My problem is:
In how many ways you can arrange letters "AAAAFHIKNORRSY"
such that the first R is coming right after to the first A?
I know you can solve this problem with;
Think "AR" as one letter. We know that rest of the A and R letters will come after "AR", so first let's choose five spaces. Then put AR to the first space, then permute the other 4 letters, we'll have $\frac{4!}{3!}$ different permutations.
Example:
_ AR _ _ A _ A _ R _ A_ _
Then we can arrange rest of the letters in $8!$ ways.
So the answer is: $\binom{13}{5} * 8! * \frac{4!}{3!}$
What I am curious about is that, my first attempt was using the symmetry of combination.
So I've tried the following:
We're only interested in how "A" and "R" letters' ordered.
So let's permute them in the way we want.
First, we have "AAAARR", let's get an "AR" from here. Then the rest can be arranged in $\frac{4!}{3!} = 4$ ways, this is what we want.
But in total, for all "A" and "R"s, we have $\frac{6!}{4! * 2!} = 15$ orders, therefore $\frac{4}{15}$.
So there are $\frac{14!}{4! * 2!}$ permutations for every letter in total, then, the answer should be $\frac{14!}{4! * 2!} * \frac{4}{15}$.

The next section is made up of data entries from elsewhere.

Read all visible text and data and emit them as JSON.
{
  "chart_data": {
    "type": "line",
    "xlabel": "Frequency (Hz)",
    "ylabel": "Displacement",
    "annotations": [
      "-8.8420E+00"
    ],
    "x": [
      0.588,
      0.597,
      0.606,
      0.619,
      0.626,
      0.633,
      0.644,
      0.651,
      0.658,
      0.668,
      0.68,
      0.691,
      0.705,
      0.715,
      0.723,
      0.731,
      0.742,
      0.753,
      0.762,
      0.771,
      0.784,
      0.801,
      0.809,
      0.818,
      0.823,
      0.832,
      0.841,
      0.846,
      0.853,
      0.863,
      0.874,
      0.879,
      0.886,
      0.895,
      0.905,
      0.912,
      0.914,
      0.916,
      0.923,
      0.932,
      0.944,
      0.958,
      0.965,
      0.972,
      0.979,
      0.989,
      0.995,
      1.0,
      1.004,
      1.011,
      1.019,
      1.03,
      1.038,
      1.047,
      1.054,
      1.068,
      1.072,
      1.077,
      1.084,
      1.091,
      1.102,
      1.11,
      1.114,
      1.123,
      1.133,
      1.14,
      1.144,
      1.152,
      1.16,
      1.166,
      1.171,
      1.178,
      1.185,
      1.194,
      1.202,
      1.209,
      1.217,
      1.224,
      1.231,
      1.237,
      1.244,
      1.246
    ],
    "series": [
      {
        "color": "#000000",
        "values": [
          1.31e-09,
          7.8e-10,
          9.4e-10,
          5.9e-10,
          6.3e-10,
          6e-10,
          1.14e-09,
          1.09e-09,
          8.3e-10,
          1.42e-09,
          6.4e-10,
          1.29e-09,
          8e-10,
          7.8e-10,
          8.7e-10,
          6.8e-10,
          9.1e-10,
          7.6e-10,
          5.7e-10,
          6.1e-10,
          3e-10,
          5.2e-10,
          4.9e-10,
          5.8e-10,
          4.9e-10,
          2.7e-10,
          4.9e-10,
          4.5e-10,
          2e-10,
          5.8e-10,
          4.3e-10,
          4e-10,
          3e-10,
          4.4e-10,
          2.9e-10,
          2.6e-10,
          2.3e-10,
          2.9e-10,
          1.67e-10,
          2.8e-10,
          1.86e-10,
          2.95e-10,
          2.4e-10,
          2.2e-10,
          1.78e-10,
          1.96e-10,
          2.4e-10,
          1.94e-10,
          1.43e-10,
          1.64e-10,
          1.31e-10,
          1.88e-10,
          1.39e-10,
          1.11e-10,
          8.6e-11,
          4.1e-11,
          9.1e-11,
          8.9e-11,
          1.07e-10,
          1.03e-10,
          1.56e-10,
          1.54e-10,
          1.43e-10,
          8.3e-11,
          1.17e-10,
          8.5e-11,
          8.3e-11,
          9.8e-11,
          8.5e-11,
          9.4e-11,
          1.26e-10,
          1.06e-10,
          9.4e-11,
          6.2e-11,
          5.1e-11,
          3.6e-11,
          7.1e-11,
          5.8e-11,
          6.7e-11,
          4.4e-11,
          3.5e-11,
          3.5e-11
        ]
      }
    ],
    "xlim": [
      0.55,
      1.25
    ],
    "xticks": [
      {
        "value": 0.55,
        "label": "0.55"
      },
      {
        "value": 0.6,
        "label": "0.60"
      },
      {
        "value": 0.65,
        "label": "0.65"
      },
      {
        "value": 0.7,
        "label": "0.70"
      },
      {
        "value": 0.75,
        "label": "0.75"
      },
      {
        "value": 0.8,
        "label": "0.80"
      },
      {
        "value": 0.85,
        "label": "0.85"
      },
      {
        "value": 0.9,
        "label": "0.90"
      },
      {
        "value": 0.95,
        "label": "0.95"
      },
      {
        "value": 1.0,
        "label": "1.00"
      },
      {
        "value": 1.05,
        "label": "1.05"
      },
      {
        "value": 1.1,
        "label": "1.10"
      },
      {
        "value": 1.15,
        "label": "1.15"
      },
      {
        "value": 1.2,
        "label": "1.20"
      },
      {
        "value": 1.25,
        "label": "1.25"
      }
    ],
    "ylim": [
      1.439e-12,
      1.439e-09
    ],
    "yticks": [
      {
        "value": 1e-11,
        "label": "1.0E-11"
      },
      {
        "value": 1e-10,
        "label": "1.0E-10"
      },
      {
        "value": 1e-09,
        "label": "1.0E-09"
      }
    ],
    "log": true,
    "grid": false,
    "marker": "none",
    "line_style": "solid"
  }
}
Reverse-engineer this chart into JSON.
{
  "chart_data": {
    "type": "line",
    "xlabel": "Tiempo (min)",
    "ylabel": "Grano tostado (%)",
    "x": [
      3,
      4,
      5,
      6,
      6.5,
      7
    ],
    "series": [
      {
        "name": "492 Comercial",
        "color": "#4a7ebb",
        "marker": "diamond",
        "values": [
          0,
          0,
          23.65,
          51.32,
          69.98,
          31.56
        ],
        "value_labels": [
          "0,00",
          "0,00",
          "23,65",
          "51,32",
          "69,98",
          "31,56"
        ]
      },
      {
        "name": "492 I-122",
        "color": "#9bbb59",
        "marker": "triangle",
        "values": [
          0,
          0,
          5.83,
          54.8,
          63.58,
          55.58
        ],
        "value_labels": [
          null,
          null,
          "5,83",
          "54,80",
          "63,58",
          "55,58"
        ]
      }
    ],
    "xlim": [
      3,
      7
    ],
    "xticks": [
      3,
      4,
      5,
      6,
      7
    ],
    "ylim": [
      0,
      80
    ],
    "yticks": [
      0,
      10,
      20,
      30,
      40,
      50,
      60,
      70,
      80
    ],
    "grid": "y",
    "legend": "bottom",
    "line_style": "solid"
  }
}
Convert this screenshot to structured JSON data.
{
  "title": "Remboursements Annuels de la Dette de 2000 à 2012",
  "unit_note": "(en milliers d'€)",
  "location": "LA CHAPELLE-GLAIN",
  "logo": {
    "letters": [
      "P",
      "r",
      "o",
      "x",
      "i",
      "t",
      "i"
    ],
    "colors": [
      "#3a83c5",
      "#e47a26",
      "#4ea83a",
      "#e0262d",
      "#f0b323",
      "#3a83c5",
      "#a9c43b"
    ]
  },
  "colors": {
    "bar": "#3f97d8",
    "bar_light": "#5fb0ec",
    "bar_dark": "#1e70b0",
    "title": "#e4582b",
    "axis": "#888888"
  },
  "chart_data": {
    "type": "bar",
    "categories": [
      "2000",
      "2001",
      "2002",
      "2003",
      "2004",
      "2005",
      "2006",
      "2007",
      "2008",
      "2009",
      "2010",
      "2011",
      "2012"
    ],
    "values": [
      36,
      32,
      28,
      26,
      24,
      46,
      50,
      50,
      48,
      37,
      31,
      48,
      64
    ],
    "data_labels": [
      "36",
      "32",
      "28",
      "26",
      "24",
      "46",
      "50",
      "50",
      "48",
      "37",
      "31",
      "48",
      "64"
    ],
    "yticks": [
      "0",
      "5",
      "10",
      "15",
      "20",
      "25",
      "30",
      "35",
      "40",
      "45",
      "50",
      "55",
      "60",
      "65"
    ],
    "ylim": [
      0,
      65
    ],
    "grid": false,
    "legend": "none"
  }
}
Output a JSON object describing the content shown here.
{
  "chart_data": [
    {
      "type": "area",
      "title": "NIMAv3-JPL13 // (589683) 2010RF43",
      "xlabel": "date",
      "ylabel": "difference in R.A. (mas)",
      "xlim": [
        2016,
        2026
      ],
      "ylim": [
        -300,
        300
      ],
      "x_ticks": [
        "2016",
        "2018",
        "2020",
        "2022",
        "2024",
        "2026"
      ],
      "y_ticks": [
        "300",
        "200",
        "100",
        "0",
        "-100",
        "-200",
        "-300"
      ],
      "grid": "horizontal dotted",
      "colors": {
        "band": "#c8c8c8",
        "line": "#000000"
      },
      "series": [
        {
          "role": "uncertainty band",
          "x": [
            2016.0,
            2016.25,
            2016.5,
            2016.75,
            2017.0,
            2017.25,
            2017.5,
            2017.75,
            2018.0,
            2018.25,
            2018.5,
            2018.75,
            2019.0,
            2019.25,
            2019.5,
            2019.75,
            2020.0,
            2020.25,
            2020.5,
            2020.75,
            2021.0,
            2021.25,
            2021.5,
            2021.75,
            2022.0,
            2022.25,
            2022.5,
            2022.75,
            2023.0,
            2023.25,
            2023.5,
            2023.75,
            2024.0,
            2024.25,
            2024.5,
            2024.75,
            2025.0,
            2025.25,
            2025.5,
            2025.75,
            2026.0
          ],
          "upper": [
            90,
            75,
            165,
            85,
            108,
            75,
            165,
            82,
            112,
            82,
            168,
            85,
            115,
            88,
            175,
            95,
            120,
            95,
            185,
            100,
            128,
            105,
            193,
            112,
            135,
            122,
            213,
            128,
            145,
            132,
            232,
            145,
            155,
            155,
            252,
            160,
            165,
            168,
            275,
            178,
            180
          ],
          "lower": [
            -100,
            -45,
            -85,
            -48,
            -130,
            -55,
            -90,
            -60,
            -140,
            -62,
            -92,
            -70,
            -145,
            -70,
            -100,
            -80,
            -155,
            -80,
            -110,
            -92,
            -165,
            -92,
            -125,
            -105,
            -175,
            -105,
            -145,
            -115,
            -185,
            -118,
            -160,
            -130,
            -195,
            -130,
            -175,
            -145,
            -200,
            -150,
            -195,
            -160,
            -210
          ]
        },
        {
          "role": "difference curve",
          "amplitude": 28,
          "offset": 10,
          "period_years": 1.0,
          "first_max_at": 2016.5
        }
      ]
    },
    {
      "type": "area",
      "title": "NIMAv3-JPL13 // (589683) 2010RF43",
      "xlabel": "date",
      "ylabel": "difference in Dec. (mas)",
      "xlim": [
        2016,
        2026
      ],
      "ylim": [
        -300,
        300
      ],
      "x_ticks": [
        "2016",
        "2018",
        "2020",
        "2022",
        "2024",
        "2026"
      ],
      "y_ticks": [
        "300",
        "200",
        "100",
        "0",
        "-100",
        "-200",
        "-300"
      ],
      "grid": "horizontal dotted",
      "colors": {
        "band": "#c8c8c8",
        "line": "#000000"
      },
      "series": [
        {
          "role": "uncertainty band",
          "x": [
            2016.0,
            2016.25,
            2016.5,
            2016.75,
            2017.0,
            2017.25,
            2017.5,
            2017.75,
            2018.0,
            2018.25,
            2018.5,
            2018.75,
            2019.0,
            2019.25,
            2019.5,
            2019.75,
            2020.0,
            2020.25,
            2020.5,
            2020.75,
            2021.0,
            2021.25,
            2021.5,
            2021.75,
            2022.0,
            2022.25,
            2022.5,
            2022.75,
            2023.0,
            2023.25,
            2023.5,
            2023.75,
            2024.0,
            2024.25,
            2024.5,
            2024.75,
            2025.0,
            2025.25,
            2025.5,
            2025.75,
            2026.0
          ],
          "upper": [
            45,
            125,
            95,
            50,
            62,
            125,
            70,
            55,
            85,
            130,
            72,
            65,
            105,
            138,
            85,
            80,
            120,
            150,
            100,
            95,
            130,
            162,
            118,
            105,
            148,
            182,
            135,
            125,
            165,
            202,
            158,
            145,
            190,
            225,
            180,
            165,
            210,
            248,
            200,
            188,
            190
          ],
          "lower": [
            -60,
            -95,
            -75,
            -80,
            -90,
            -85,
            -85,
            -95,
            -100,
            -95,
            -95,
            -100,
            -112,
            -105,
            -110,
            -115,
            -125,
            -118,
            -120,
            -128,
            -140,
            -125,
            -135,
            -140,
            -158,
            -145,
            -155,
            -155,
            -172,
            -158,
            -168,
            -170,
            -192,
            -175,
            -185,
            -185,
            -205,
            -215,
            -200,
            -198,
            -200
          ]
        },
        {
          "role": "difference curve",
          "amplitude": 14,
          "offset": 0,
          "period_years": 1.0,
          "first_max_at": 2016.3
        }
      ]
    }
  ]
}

But unfortunately, it's not. I've solved few problems using this method, and they were true. What am I missing? Is this approach completely wrong?
Best Answer
The book answer is correct. Out of $13$ spots (counting $AR$ as single letter), it places the $8$ distinct digits first. In the remaining five spots, the very first spot is filled by $AR$ and the next four spots are filled in $4$ ways.
The second approach overcounts. It is also counting the words in which first $A$ and first $R$ are separate such as
$$\color{red}{A}FHI\color{red}{R}KNO\color{blue}{AAAR}SY$$
But we want the two letters adjacent.